Hundreds Feared Dead in Papua New Guinea Landslide


Unstable rubble and debris were complicating search and rescue efforts in rural Papua New Guinea on Saturday, a day after a massive landslide buried villages and killed at least three people. Local officials said the death toll was likely to be at least in the hundreds.

Nearly 4,000 people live in the three villages engulfed by the landslide early Friday, said Sandis Tsaka, the provincial administrator for Enga, which includes the affected area. He said the death toll was likely to be high because the landslide hit a densely populated area that is also a highly trafficked corridor.

“Our people will consider it of biblical proportions,” he said. “We are looking for all the help and support we can get to address the humanitarian disaster of proportions we’ve never seen in this part of the world.”

Three bodies were pulled out of the rubble on Friday, and five people, including a child, were treated for their injuries, according to Mr. Tsaka.

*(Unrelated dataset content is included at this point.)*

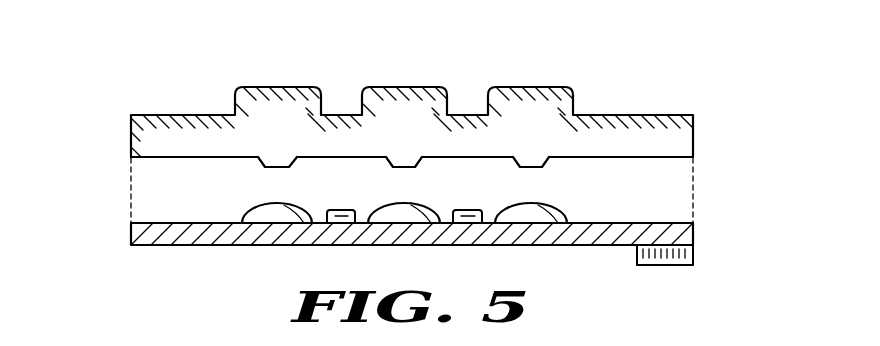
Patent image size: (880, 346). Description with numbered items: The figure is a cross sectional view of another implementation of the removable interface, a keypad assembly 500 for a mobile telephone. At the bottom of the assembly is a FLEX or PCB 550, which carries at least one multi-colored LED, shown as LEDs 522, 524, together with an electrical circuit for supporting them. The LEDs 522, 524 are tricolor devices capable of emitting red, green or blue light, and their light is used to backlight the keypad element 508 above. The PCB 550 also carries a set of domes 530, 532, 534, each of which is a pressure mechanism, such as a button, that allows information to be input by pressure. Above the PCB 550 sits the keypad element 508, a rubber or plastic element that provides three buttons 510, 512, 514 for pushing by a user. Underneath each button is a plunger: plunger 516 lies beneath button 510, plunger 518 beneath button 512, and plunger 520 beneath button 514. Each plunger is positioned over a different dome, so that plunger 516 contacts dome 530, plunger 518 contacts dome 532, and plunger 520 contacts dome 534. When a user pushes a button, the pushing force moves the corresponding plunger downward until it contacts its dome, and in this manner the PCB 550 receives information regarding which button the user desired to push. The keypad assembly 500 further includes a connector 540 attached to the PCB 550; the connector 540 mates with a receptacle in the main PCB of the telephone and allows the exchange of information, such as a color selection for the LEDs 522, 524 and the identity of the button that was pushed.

The disaster struck around 3 a.m., catching most residents off guard and sending huge boulders, some larger than shipping containers, tumbling down. At least 60 homes were buried under as much as 20 feet of debris, Mr. Tsaka said. At least a 500-foot section of the Porgera Highway, the main thoroughfare connecting the area, was inundated, he said.

The landslide buried an area equivalent to about three or four soccer fields, said Serhan Aktoprak, the chief of mission for the International Organization for Migration’s office in Papua New Guinea. A humanitarian aid convoy, after some delays, reached the affected villages Saturday afternoon to deliver tarps and water, he said.

The villages are populated mostly by subsistence farmers and are in the highlands region of Papua New Guinea, an island nation in the Pacific Ocean north of Australia. The province has been afflicted in recent months by escalating deadly clashes between tribal groups.

The aid convoy was delayed by a blockade set up by one of the groups involved in the conflict, and was allowed through only after the military got involved, Mr. Aktoprak said, slowing relief efforts when time was critical. Daylight hours are getting shorter in the Southern Hemisphere, with the sun setting just before 6 p.m., he noted.

“Every minute that passes is basically shrinking our chances of reaching them alive,” he said.

Mr. Tsaka, the provincial official, said that the area was prone to smaller landslides, and in recent months, the weather had been continuously wet.

Heavy rain was forecast to continue pummeling the area in the coming days, further hampering rescue efforts. International organizations and the country’s defense forces were arriving to help, according to Mr. Tsaka.

President Biden said in a statement Friday that the United States was ready to aid in rescue and recovery efforts. Australia’s foreign minister, Penny Wong, also said in a statement that her country was ready to respond to requests for assistance.

Vincent Pyati, president of the local Community Development Association, said the area was a transport node where many came from remote areas overnight to catch public motor vehicles, a popular method of transit, probably adding to the toll. He said there was also a drinking club popular with people from all over the district.

Mr. Pyati said at least 300 people were estimated to have been killed.